129P3/J mice show a lower preference for sweet tasting substances than C57BL/6J, which may indicate anhedonia and a depression-like phenotype.[4] Another result consistent with depression is seen in a study involving 129X1/SvJ, 129P3/J and C57BL/6J, where 129P3/J showed the least spontaneous activity in the home cage and open field test. The performance of 129P3/J in the elevated zero maze is comparable to 129X1/SvJ i.e. showing elevated anxiety compared to C57BL/6J.[5]

Health Characteristics

The major health characteristic of mice from the 129 family of strains is their tendency to develop testicular tumors. The incidence of tumor formation varies between strains and is lowest in the parental strains such as 129P3/J.[1]

Sources disagree about the exact tumor incidence in this strain: in one source, the Jackson Laboratory claim 1-3%,[1] but in another, they claim 5%.[3] This strain is also resistant to infection with mouse mammary tumor virus (MMTV), possibly owing to its production of a glycoprotein that blocks a key viral receptor.[1]

129P3/J mice have been found to suffer from eye diseases, including ulcerative blepharitis and suppurative conjunctivitis. Corynebacterium has been associated with their conjunctivitis, an unusual observation only made with this strain and BALB/c.[3]

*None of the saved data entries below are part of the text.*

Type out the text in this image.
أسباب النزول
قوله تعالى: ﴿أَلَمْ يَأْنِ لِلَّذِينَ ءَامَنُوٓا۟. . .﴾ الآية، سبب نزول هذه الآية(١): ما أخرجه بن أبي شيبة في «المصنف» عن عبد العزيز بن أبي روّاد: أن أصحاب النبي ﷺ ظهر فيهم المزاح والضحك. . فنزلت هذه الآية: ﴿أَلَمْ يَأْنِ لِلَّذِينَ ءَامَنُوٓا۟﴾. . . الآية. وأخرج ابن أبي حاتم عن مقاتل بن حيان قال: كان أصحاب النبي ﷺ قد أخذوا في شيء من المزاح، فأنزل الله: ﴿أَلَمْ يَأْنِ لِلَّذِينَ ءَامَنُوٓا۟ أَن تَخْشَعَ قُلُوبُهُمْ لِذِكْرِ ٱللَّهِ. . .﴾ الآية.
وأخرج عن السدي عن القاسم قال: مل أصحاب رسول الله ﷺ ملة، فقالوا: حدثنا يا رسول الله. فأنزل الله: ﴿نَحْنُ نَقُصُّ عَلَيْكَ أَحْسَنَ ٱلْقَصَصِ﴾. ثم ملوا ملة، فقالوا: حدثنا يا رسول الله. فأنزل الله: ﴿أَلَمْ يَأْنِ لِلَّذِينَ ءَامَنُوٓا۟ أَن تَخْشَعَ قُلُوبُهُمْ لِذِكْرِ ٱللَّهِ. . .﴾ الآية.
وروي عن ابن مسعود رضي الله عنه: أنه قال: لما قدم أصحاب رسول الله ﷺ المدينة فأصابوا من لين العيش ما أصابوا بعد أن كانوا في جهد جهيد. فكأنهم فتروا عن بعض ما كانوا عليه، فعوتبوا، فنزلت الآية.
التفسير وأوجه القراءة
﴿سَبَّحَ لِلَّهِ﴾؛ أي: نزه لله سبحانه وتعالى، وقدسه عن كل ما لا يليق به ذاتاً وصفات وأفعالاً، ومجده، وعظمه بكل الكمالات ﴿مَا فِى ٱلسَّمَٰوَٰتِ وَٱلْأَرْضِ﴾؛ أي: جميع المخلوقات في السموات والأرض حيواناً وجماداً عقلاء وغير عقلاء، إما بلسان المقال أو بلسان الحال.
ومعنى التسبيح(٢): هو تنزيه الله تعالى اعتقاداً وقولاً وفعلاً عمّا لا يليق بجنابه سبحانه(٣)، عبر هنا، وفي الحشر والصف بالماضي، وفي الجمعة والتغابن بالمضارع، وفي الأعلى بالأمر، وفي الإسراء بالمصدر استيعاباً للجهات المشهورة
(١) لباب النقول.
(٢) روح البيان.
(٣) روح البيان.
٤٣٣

Veins in their uterus and adrenal gland have a tendency to become congested. They are resistant to radiation but very sensitive to estrogen. Also, like many inbred strains, they possess the mutant ahl allele of cadherin 23 that confers progressive hearing loss from three months of age.[3]

Major Experimental Uses

This strain is mainly of interest in cancer research, especially when used in tandem with other strains of the 129 family that have different tumor incidence. They are also frequently used for studies involving ovary transplant or ova transfer.

References

  1. 000690 – 129P3/J. 2018. 000690 – 129P3/J. [ONLINE] Available at: https://www.jax.org/strain/000690. [Accessed 11 December 2018].
  2. MGI – Inbred Strains: 129. 2018. MGI – Inbred Strains: 129. [ONLINE] Available at: http://www.informatics.jax.org/inbred_strains/mouse/docs/129.shtml. [Accessed 11 December 2018].
  3. The Jackson Laboratory Handbook on Genetically Standardized Mice. 6th ed. 2009. [ONLINE]. Available at: http://jackson.jax.org/rs/444-BUH-304/images/JAX%20Handbook%20Genetically%20Standardized%20Mice.pdf.
  4. Bachmanov, A. A., Tordoff, M. G., & Beauchamp, G. K. 2001. Sweetener preference of C57BL/6ByJ and 129P3/J mice. Chemical senses. 26(7), 905-13.
  5. Xiangdong Tang, Larry D. Sanford. Home cage activity and activity-based measures of anxiety in 129P3/J, 129X1/SvJ and C57BL/6J mice. Physiology & Behavior. 84. 2005. 105–115.